There is order in the ordinances of God, and after this order the household comes first, and after that in the household the stranger.

And bitter have been the results when one had always strangers about, and always spent oneself on strangers, until at length one could no longer get along without them, and had no social life without them, even at the price of neglecting one’s own wife and children.

A family-life that seeks to develop a rich social life within its own bosom is indispensable for the formation of heart and character. Only in such families flourishes tenderly Christian faith and Christian love. Yea, in such a family only does the stranger feel himself truly happy.

Only, this flourishing of happiness in one’s own home must not degenerate into incapacity for general fellowship, into cold indifference to what goes on outside, into withdrawal of oneself from society, and into making little islands of life without a bridge that links them.

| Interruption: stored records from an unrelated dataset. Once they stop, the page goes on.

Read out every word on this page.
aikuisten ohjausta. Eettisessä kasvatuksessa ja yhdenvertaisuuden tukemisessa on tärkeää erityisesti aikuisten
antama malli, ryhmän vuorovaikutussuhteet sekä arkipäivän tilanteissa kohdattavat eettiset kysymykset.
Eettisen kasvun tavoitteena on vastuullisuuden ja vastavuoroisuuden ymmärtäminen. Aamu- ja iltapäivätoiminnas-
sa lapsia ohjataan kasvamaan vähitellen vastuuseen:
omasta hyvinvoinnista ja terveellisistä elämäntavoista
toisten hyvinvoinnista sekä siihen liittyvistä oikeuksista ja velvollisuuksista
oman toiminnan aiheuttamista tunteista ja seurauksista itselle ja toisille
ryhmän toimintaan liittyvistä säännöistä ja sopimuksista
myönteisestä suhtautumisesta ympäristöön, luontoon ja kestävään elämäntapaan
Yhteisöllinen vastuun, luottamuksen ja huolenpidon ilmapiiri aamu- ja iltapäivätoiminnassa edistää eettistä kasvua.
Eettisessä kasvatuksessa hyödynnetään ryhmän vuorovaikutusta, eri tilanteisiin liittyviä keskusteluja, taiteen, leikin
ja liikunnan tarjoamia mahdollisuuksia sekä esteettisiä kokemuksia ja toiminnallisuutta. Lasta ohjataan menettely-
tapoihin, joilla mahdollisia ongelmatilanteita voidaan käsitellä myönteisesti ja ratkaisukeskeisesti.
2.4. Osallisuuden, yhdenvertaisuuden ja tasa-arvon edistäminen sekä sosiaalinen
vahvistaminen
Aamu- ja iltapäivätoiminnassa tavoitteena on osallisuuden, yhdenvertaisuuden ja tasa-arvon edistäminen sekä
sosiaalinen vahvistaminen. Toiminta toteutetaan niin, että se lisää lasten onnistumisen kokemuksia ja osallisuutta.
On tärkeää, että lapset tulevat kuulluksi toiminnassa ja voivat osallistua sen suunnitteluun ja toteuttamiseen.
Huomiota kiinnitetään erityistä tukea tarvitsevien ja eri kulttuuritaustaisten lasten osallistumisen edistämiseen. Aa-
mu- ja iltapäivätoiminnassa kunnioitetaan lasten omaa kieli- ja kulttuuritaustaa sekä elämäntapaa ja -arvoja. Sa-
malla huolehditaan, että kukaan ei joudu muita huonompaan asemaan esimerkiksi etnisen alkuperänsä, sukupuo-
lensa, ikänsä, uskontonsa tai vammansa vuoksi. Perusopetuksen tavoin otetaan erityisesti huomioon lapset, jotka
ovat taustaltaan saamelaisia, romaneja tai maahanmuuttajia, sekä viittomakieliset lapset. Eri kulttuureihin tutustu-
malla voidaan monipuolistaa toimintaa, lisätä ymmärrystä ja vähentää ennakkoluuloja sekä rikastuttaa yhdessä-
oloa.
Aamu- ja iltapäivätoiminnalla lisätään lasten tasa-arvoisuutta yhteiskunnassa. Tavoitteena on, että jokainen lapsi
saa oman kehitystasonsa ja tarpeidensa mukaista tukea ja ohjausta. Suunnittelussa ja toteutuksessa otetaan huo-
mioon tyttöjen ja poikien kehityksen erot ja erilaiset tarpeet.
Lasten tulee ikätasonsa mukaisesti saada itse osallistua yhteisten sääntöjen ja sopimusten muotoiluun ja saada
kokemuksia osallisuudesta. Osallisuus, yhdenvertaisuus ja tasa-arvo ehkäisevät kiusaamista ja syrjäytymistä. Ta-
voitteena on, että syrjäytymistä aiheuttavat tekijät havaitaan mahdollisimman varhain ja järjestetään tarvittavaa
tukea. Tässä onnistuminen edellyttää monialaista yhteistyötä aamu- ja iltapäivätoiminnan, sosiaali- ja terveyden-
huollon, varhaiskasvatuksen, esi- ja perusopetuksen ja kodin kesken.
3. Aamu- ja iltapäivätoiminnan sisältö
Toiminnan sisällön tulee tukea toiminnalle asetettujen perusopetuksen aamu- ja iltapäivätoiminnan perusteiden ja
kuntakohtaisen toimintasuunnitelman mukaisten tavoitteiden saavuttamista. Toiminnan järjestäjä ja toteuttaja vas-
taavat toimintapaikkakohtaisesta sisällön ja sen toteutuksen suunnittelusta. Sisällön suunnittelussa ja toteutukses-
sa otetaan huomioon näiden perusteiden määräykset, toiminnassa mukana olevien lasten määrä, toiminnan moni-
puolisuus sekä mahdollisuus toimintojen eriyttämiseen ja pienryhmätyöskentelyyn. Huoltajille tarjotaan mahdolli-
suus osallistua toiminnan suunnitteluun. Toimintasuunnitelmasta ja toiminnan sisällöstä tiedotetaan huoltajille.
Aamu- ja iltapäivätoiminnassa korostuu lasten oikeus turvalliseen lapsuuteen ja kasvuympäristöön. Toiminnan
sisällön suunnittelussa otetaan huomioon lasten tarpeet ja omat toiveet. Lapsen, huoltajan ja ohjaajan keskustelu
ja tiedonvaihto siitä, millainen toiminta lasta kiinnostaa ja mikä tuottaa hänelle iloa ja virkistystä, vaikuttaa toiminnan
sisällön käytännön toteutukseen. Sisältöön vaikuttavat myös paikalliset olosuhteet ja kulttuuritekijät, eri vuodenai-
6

Where such becomes the case the spirit of narrow-heartedness creeps in, which overestimates everything that belongs to one’s own home and hearth, which with disgust and envy spies what others do and not do, and surliness that repels rather than generosity that invites and attracts is made the rule of life.

Especially among Christians with holy seriousness such an evil spirit must be excluded.

This exclusive, repulsive, and self-sufficient spirit is the direct opposite of the spirit of hospitality, and curses God’s holy ordinance.

Sin separates and closes up the heart, but the Spirit of the Lord opens the heart wide, and makes the warm glow of uniting, of brotherly love, go out toward you.